In 1950 the electors of the town of Wilson, which is contiguous to the city of Sheboygan, had conferred upon the town board the powers conferred on village boards by ch. 61 of the statutes.
Appellant was found guilty of violating the 1954 ordinance which became effective June 28th. He claims that he had lawfully used his property for parking a house trailer before June 28th and that he had thereby acquired a right to continue such use of his property notwithstanding passage of the 1954 ordinance. He relies upon Des Jardin v. Greenfield (1952), 262 Wis. 43, 53 N.W.2d 784. The decision cited is not precisely in point. The ordinance of the town of Greenfield absolutely prohibited keeping a trailer occupied or available for occupancy outside a trailer camp. On its face the 1954 ordinance of the town of Wilson does not contain an absolute prohibition, but requires a permit which presumably would be issued upon proper application and compliance with the requirements of the ordinance germane to health, safety, and welfare.
Assuming, however, as contended by appellant that one who lawfully kept a trailer outside a camp before June 28, 1954, could lawfully continue to do so without obtaining a permit, appellant still cannot prevail.
It is clear that if appellant's use of his premises before June 28th was unlawful, he acquired no right to continue such use. David A. Ulrich., Inc., v. Saukville, ante, p. 173, 96 N.W.2d 612. Appellant attempts to meet this proposition by asserting (1) that the 1950 ordinance was not applicable to individual trailers parked outside a trailer camp, and (2) that the town board improperly refused his application for a permit.

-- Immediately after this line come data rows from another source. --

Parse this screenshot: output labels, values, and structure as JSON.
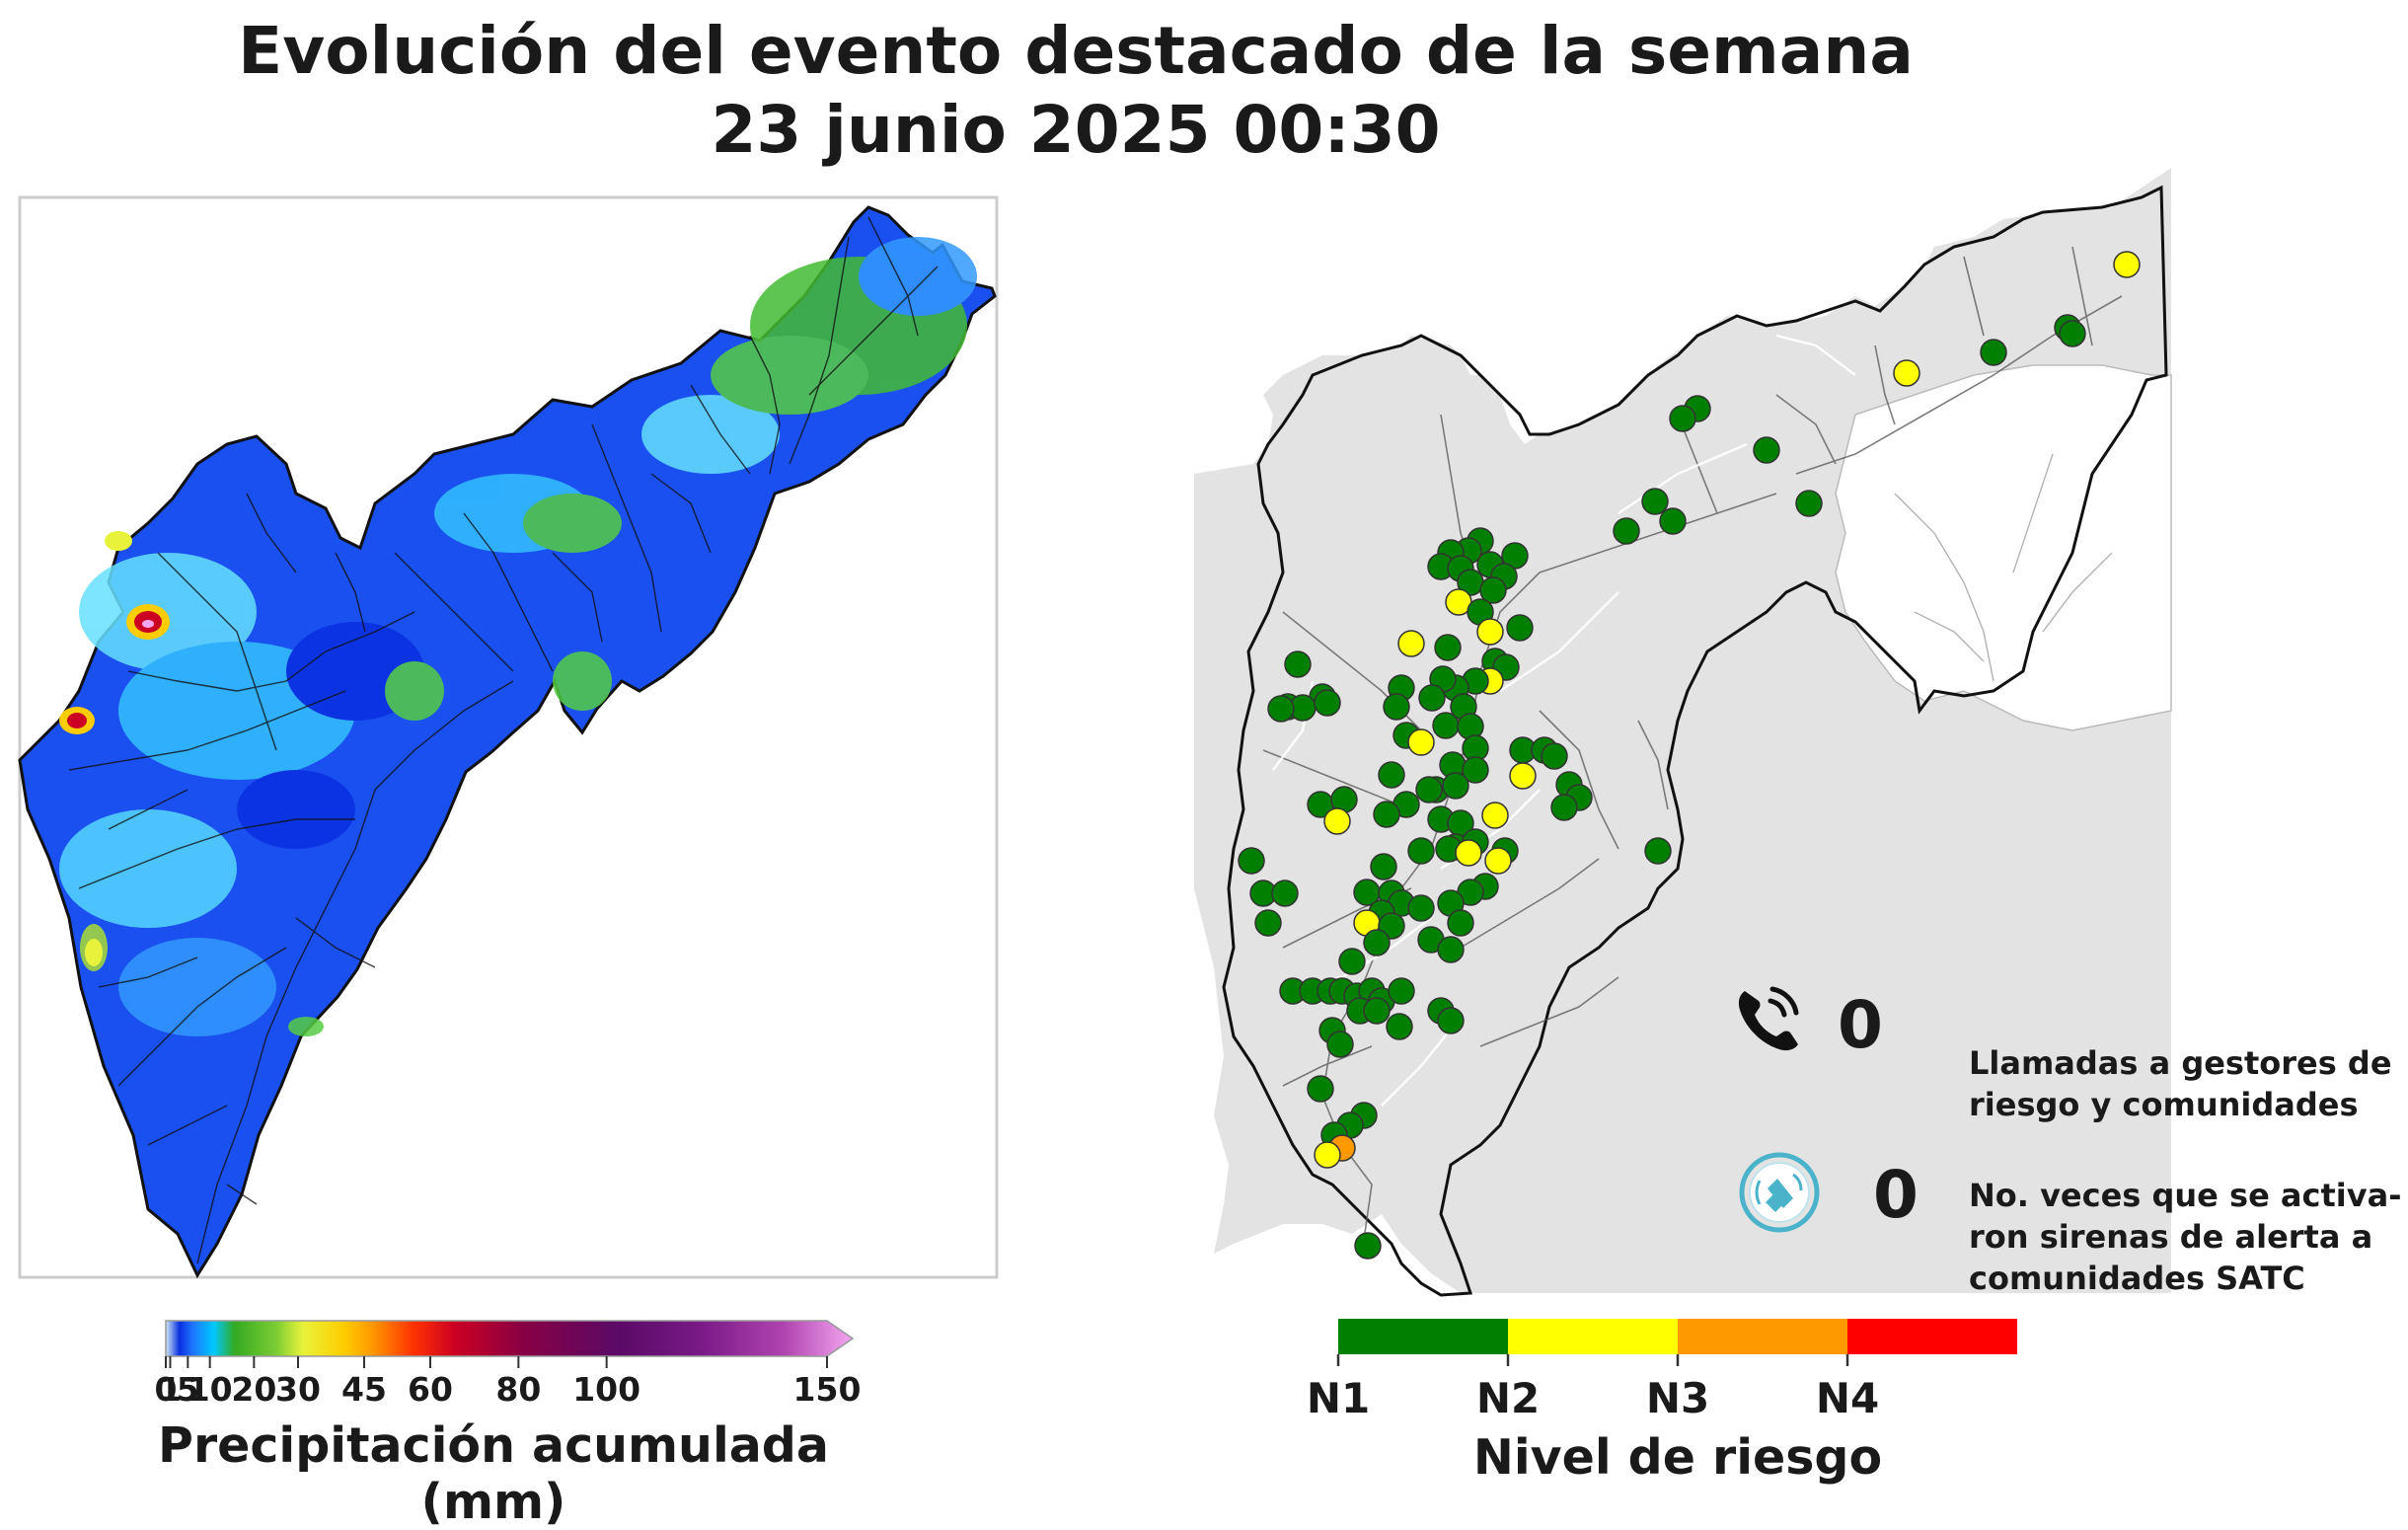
{
  "title": {
    "line1": "Evolución del evento destacado de la semana",
    "line2": "23 junio 2025 00:30"
  },
  "precip_legend": {
    "label": "Precipitación acumulada (mm)",
    "ticks": [
      "0",
      "1",
      "5",
      "10",
      "20",
      "30",
      "45",
      "60",
      "80",
      "100",
      "150"
    ],
    "tick_values": [
      0,
      1,
      5,
      10,
      20,
      30,
      45,
      60,
      80,
      100,
      150
    ],
    "colors": [
      "#cfe9f5",
      "#0a2fe0",
      "#1e78ff",
      "#00c8ff",
      "#33aa22",
      "#7acc33",
      "#e8f23a",
      "#ffcc00",
      "#ff9900",
      "#ff3300",
      "#cc0022",
      "#880044",
      "#5a0a66",
      "#7a1a88",
      "#b044b0",
      "#f4a6f0"
    ]
  },
  "risk_legend": {
    "label": "Nivel de riesgo",
    "levels": [
      "N1",
      "N2",
      "N3",
      "N4"
    ],
    "colors": [
      "#007f00",
      "#ffff00",
      "#ff9900",
      "#ff0000"
    ]
  },
  "stats": {
    "calls": {
      "value": "0",
      "icon": "phone-icon",
      "text": "Llamadas a gestores de riesgo y comunidades"
    },
    "sirens": {
      "value": "0",
      "icon": "siren-icon",
      "text": "No. veces que se activa- ron sirenas de alerta a comunidades SATC"
    }
  },
  "colors": {
    "region_fill": "#e3e3e3",
    "border": "#111111",
    "marker_green": "#007f00",
    "marker_yellow": "#ffff00",
    "marker_orange": "#ff9900",
    "icon_blue": "#4ab3c9"
  }
}
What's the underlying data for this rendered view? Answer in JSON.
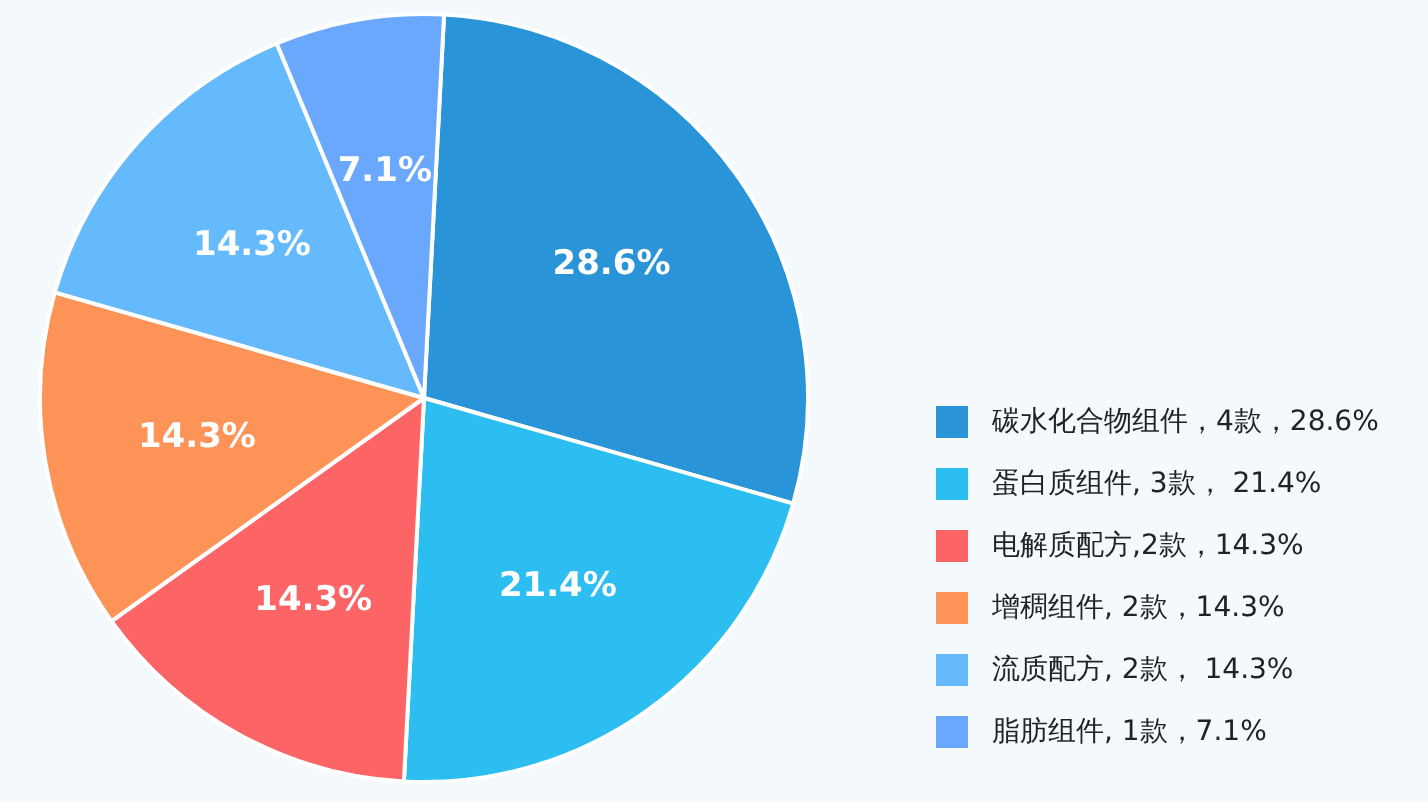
{
  "chart_data": {
    "type": "pie",
    "categories": [
      "碳水化合物组件，4款，28.6%",
      "蛋白质组件, 3款， 21.4%",
      "电解质配方,2款，14.3%",
      "增稠组件, 2款，14.3%",
      "流质配方, 2款， 14.3%",
      "脂肪组件, 1款，7.1%"
    ],
    "values": [
      28.6,
      21.4,
      14.3,
      14.3,
      14.3,
      7.1
    ],
    "colors": [
      "#2a94d8",
      "#2cbdf1",
      "#fd6465",
      "#fe9357",
      "#65b9fd",
      "#6aa8fd"
    ],
    "value_labels": [
      "28.6%",
      "21.4%",
      "14.3%",
      "14.3%",
      "14.3%",
      "7.1%"
    ],
    "legend": "right"
  }
}
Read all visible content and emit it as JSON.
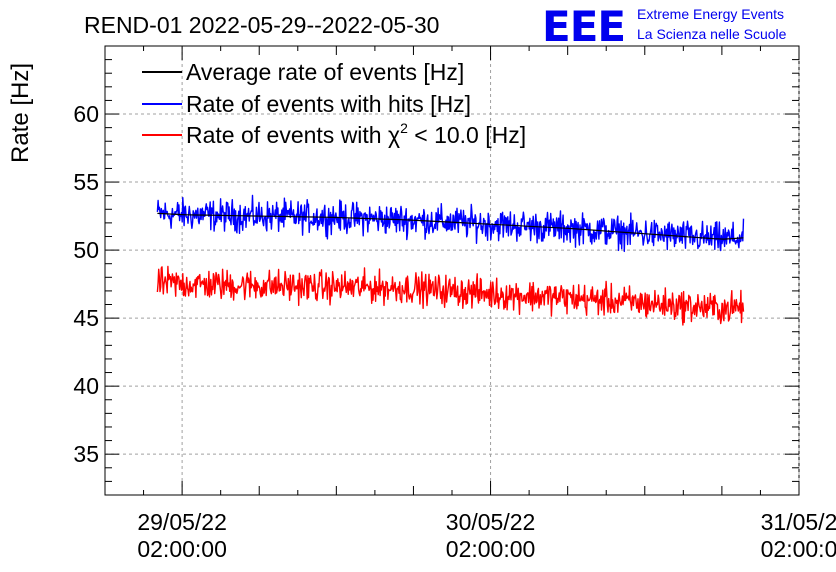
{
  "chart_data": {
    "type": "line",
    "title": "REND-01 2022-05-29--2022-05-30",
    "ylabel": "Rate [Hz]",
    "xlabel": "",
    "ylim": [
      32,
      65
    ],
    "xlim": [
      -0.25,
      2.0
    ],
    "grid": true,
    "x_unit": "days since 29/05/22 02:00:00",
    "yticks": [
      35,
      40,
      45,
      50,
      55,
      60
    ],
    "xticks": [
      {
        "value": 0,
        "date": "29/05/22",
        "time": "02:00:00"
      },
      {
        "value": 1,
        "date": "30/05/22",
        "time": "02:00:00"
      },
      {
        "value": 2,
        "date": "31/05/2",
        "time": "02:00:0"
      }
    ],
    "legend": {
      "placement": "top-left",
      "entries": [
        {
          "label": "Average rate of events [Hz]",
          "color": "#000000"
        },
        {
          "label": "Rate of events with hits [Hz]",
          "color": "#0000ff"
        },
        {
          "label_prefix": "Rate of events with ",
          "label_symbol": "χ",
          "label_sup": "2",
          "label_suffix": " < 10.0 [Hz]",
          "color": "#ff0000"
        }
      ]
    },
    "series": [
      {
        "name": "Average rate of events [Hz]",
        "color": "#000000",
        "x": [
          -0.08,
          0.0,
          0.25,
          0.5,
          0.75,
          1.0,
          1.25,
          1.5,
          1.75,
          1.82
        ],
        "y": [
          52.7,
          52.6,
          52.5,
          52.4,
          52.2,
          51.9,
          51.6,
          51.2,
          50.8,
          50.9
        ]
      },
      {
        "name": "Rate of events with hits [Hz]",
        "color": "#0000ff",
        "noise": 1.4,
        "x": [
          -0.08,
          0.0,
          0.25,
          0.5,
          0.75,
          1.0,
          1.25,
          1.5,
          1.75,
          1.82
        ],
        "y": [
          52.7,
          52.6,
          52.5,
          52.4,
          52.2,
          51.9,
          51.6,
          51.2,
          50.8,
          50.9
        ]
      },
      {
        "name": "Rate of events with χ2 < 10.0 [Hz]",
        "color": "#ff0000",
        "noise": 1.4,
        "x": [
          -0.08,
          0.0,
          0.25,
          0.5,
          0.75,
          1.0,
          1.25,
          1.5,
          1.75,
          1.82
        ],
        "y": [
          47.6,
          47.5,
          47.4,
          47.3,
          47.2,
          46.8,
          46.5,
          46.1,
          45.7,
          45.8
        ]
      }
    ]
  },
  "logo": {
    "letters": "EEE",
    "line1": "Extreme Energy Events",
    "line2": "La Scienza nelle Scuole",
    "color": "#0000ee"
  }
}
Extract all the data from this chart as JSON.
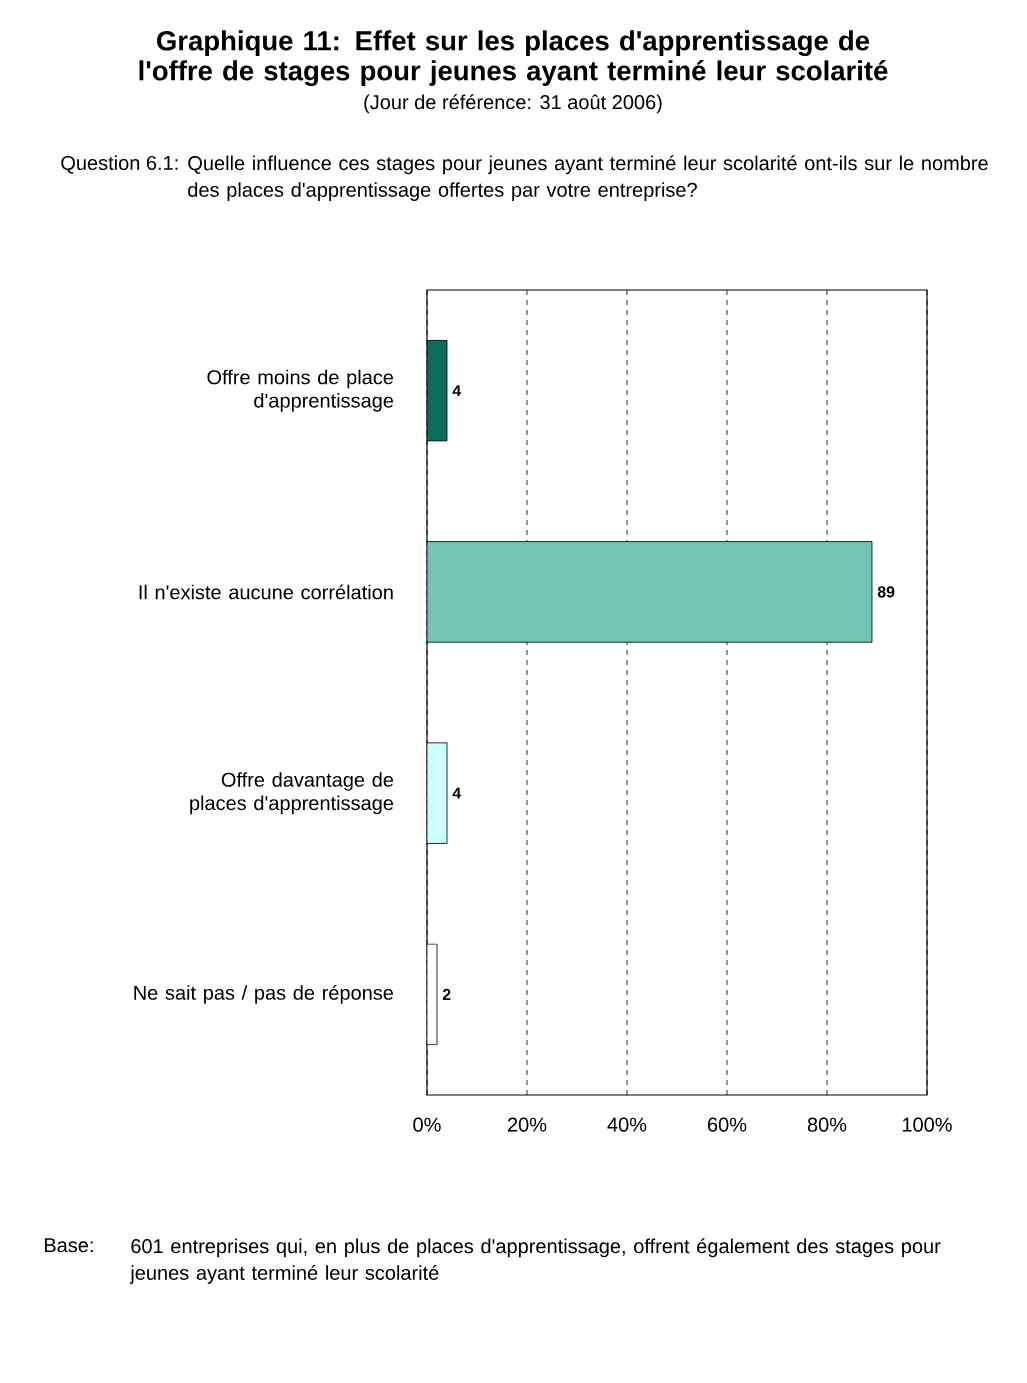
{
  "chart_data": {
    "type": "bar",
    "orientation": "horizontal",
    "title": "Graphique 11: Effet sur les places d'apprentissage de l'offre de stages pour jeunes ayant terminé leur scolarité",
    "subtitle": "(Jour de référence: 31 août 2006)",
    "annotations": [
      "Question 6.1:",
      "Quelle influence ces stages pour jeunes ayant terminé leur scolarité ont-ils sur le nombre des places d'apprentissage offertes par votre entreprise?",
      "Base:",
      "601 entreprises qui, en plus de places d'apprentissage, offrent également des stages pour jeunes ayant terminé leur scolarité"
    ],
    "categories": [
      "Offre moins de place d'apprentissage",
      "Il n'existe aucune corrélation",
      "Offre davantage de places d'apprentissage",
      "Ne sait pas / pas de réponse"
    ],
    "values": [
      4,
      89,
      4,
      2
    ],
    "colors": [
      "#0b6b5c",
      "#72c4b5",
      "#ccffff",
      "#ffffff"
    ],
    "xlim": [
      0,
      100
    ],
    "xticks": [
      {
        "value": 0,
        "label": "0%"
      },
      {
        "value": 20,
        "label": "20%"
      },
      {
        "value": 40,
        "label": "40%"
      },
      {
        "value": 60,
        "label": "60%"
      },
      {
        "value": 80,
        "label": "80%"
      },
      {
        "value": 100,
        "label": "100%"
      }
    ],
    "grid": "x",
    "data_labels": true
  }
}
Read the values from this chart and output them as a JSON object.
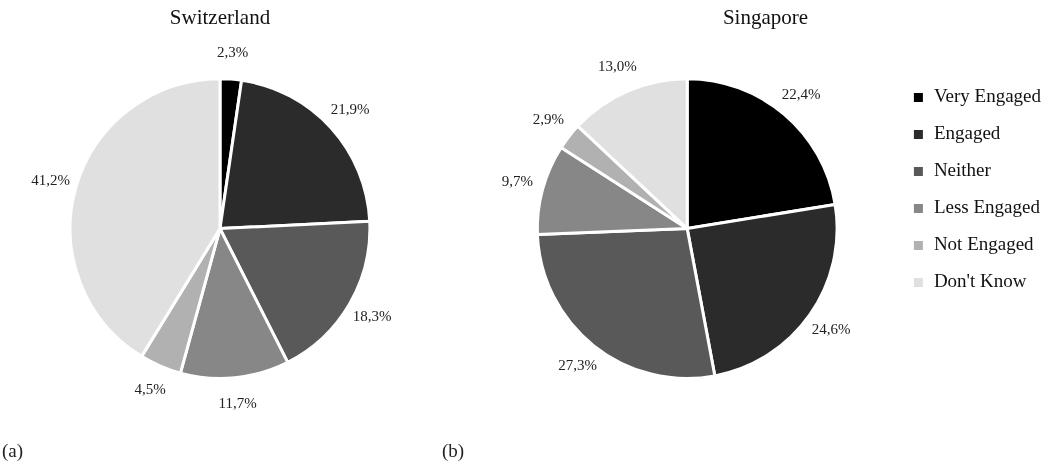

It is evident from the portion of the 1950 ordinance set forth in the statement of facts that the ordinance expressly prohibited parking a trailer outside an approved camp without a permit. The ordinance was purportedly adopted under sec. 60.297, Stats. 1949. Sub. (1) (c) defined "trailer camp" as an area or premises on which space available for two or more trailers is rented or held for rent or free occupancy. Sub. (2) empowered town boards to regulate "trailer camps." Respondent town argues that the statute also authorized regulation of individual trailer sites outside of trailer camps. Even granting that it may not, we deem it clear that a village board would have had power to regulate individual trailer sites under sec. 61.34, and that the town board of the town of Wilson had acquired the same power under sec. 60.18 (12).
Appellant evidently contends further that, even if the 1950 ordinance were valid upon its face, it was void if arbitrarily administered and that therefore his parking prior to June 28th was lawful. See Lerner v. Delavan (1930), 203 Wis. 32, 39, 233 N.W. 608. The circuit court, however, considered this issue and declined to find that the town board abused its discretion in denying appellant a permit. While there is testimony to the effect that members of the town board did not want to issue permits for trailers outside trailer camps, there was also testimony, referred to in the decision of the trial court, indicating that appellant intended an evasion of the ordinance by selling off strips of land to owners of trailers. Appellant's application was made orally by the owner of another trailer which was parked a few feet away, on land which appellant had conveyed or was going to convey to him. Both applications were denied. The evidence would by no means compel a finding that the board abused its discretion in denying appellant a permit.
By the Court. — Judgment affirmed.
MARTIN, C.J., and CURRIE, J., took no part.